3 More Colleges Go Test Optional; Doctoral Program Drops GRE

Southwestern University, Alma and Simpson Colleges join the test-optional movement.

April 22, 2019
 

Last month, Inside Higher Ed reported on a surge in colleges going test optional in admissions. Winter is typically not a time for many colleges to change admissions policies. In the winter of 2017-18, only one college announced it was going test optional. But in the winter of 2018-19, eight colleges made such a shift. And the article noted that spring started with test-optional announcements from the University of San Francisco and Springfield College.

In the weeks since, three more colleges have said that they will stop requiring applicants to submit either SAT or ACT scores. In addition, the University of Michigan's history department announced that it would no longer require the Graduate Record Examination for admission to its doctoral program.

The colleges going test optional on admissions include Southwestern University, a prominent liberal arts college in Texas with competitive admissions.

Tom Delahunt, vice president for strategic recruitment and enrollment, said in a statement that "the test-optional opportunity ensures that applicants are able to showcase strengths and attributes that test scores cannot reflect."

The other two colleges to recently announce a shift to test optional are Alma College and Simpson College.

Dropping the GRE

For years, top doctoral programs have required the GRE for admission. Supporters say that the GRE assures fair evaluation of students from undergraduate institutions of different standards with regard to grading and may open doors for those from nonelite colleges and universities.

But recently a few top programs -- philosophy at the University of Pennsylvania and English at Cornell and Harvard Universities -- have dropped GRE requirements.

Last week the University of Michigan's history department joined them.

"We were persuaded by several compelling arguments. First, the cost of the exam imposes a significant burden on many potential students, thus distorting the demographic balance of our applicant pool. Not only does the test itself cost over $200, but to ensure a high score many people feel the need to purchase expensive training material or take special preparation courses," said an announcement on the department's website from Brian Porter-Szűcs, director of graduate studies and Arthur F. Thurnau Professor of History.

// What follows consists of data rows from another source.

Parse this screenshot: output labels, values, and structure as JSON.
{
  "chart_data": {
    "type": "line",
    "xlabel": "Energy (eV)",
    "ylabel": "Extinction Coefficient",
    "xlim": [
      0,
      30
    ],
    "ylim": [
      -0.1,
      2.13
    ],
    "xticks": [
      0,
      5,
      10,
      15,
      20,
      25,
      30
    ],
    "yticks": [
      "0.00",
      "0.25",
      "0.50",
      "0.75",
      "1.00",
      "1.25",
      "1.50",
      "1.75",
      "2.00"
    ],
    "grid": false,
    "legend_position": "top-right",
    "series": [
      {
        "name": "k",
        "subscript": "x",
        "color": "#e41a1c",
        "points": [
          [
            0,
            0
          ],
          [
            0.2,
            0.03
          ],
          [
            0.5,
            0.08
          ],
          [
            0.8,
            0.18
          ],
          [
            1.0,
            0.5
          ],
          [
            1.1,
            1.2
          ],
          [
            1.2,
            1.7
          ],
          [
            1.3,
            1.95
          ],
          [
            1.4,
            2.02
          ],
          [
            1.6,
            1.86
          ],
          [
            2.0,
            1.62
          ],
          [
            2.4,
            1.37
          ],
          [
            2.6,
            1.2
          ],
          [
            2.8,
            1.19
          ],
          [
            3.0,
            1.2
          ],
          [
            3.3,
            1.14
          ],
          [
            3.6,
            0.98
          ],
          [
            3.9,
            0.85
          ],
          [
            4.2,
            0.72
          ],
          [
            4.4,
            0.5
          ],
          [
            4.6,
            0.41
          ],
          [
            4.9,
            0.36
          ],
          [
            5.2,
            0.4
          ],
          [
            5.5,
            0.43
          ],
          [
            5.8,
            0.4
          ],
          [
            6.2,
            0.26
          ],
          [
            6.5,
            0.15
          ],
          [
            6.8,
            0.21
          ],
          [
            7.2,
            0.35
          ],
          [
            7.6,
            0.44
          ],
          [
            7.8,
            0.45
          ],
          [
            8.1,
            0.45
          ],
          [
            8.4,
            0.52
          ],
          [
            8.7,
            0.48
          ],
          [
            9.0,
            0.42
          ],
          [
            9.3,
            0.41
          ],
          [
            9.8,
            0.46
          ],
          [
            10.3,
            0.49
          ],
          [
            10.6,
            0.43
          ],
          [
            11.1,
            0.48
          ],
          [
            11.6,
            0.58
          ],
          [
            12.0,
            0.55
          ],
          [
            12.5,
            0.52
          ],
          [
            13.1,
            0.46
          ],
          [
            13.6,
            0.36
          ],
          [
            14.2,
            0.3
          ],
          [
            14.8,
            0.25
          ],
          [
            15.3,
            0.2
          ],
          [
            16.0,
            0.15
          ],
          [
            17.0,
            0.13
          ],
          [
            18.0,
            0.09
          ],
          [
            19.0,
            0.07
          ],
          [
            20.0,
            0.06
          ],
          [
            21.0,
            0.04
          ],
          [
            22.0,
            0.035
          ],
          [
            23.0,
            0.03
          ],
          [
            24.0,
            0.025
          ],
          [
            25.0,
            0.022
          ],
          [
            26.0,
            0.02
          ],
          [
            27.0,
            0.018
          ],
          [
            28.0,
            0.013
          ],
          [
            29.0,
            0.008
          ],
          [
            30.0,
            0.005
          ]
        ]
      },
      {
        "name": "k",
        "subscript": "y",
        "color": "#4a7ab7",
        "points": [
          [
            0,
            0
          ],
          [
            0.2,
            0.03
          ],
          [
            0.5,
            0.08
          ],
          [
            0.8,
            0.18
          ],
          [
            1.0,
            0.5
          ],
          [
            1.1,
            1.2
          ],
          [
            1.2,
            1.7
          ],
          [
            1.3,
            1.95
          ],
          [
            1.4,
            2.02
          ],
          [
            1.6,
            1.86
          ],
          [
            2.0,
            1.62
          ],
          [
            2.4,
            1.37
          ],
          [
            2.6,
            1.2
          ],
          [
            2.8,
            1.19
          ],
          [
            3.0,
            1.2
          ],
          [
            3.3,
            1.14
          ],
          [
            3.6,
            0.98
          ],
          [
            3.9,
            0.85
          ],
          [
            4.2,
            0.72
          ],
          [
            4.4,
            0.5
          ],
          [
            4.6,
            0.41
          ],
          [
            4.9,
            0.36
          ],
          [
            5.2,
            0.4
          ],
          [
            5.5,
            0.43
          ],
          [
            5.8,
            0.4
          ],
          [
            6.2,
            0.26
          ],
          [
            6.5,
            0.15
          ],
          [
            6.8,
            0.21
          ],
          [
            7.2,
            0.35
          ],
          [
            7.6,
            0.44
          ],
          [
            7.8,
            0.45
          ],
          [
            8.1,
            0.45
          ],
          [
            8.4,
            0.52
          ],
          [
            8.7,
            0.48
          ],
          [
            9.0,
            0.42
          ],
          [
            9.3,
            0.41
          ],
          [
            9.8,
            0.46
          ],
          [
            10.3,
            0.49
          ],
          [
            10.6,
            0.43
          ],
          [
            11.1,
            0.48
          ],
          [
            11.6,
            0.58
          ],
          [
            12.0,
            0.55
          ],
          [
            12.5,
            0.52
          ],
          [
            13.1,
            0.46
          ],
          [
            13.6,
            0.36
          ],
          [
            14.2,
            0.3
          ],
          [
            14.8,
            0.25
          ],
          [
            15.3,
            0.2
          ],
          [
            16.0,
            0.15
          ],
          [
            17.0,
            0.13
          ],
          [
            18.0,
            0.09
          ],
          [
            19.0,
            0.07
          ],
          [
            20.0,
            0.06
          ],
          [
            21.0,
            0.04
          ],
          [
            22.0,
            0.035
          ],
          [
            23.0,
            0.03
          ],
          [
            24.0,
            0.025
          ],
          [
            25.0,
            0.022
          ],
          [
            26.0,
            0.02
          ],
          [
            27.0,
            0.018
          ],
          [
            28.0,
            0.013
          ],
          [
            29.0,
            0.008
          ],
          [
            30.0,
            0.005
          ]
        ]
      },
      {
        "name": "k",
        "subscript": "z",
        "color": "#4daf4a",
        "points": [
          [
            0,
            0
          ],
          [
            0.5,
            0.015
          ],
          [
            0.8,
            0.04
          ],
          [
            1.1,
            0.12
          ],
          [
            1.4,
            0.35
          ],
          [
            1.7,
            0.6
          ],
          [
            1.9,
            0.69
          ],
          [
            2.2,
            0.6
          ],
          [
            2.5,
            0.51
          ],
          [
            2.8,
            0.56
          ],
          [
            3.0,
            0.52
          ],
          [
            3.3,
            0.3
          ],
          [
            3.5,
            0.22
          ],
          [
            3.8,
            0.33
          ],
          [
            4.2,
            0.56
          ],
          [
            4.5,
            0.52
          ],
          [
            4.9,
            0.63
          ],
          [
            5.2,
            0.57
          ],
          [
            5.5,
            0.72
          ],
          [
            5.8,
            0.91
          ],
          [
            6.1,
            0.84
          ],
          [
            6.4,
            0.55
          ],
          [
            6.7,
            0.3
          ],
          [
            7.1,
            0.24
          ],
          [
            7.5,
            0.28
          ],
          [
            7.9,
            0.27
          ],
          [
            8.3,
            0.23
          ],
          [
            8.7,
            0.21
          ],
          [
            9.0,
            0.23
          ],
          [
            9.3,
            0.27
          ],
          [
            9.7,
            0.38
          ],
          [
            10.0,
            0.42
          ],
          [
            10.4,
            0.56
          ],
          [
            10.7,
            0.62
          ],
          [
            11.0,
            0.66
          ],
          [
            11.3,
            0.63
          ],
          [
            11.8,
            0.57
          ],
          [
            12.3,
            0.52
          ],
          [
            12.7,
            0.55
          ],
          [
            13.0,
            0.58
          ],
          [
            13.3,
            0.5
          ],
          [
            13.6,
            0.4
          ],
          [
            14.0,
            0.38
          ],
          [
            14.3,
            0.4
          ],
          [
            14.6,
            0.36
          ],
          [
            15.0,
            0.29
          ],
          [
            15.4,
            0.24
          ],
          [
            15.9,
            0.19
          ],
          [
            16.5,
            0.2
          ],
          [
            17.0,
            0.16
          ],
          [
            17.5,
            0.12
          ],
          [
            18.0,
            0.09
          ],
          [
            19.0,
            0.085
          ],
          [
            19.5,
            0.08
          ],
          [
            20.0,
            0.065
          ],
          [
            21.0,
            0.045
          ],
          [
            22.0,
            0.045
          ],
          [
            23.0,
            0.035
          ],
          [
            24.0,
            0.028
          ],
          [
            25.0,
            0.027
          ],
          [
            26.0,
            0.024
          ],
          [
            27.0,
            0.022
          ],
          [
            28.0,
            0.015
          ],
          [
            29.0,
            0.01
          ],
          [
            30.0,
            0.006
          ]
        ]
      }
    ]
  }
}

"Our second major concern pertains to the well-established inequities inherent in all standardized tests. Not only international students, but also underrepresented minorities within the United States frequently find that their abilities are poorly reflected in their GRE scores," the statement added. "This relates to our final motivation: our conviction that the test scores add little to the other materials available to assess our graduate student applicants. By removing the GRE from our admissions form, we will be able to focus more on the qualitative assessments that better identify the most promising applicants: writing samples, personal statements, recommendations and the student’s complete record of course work and grades."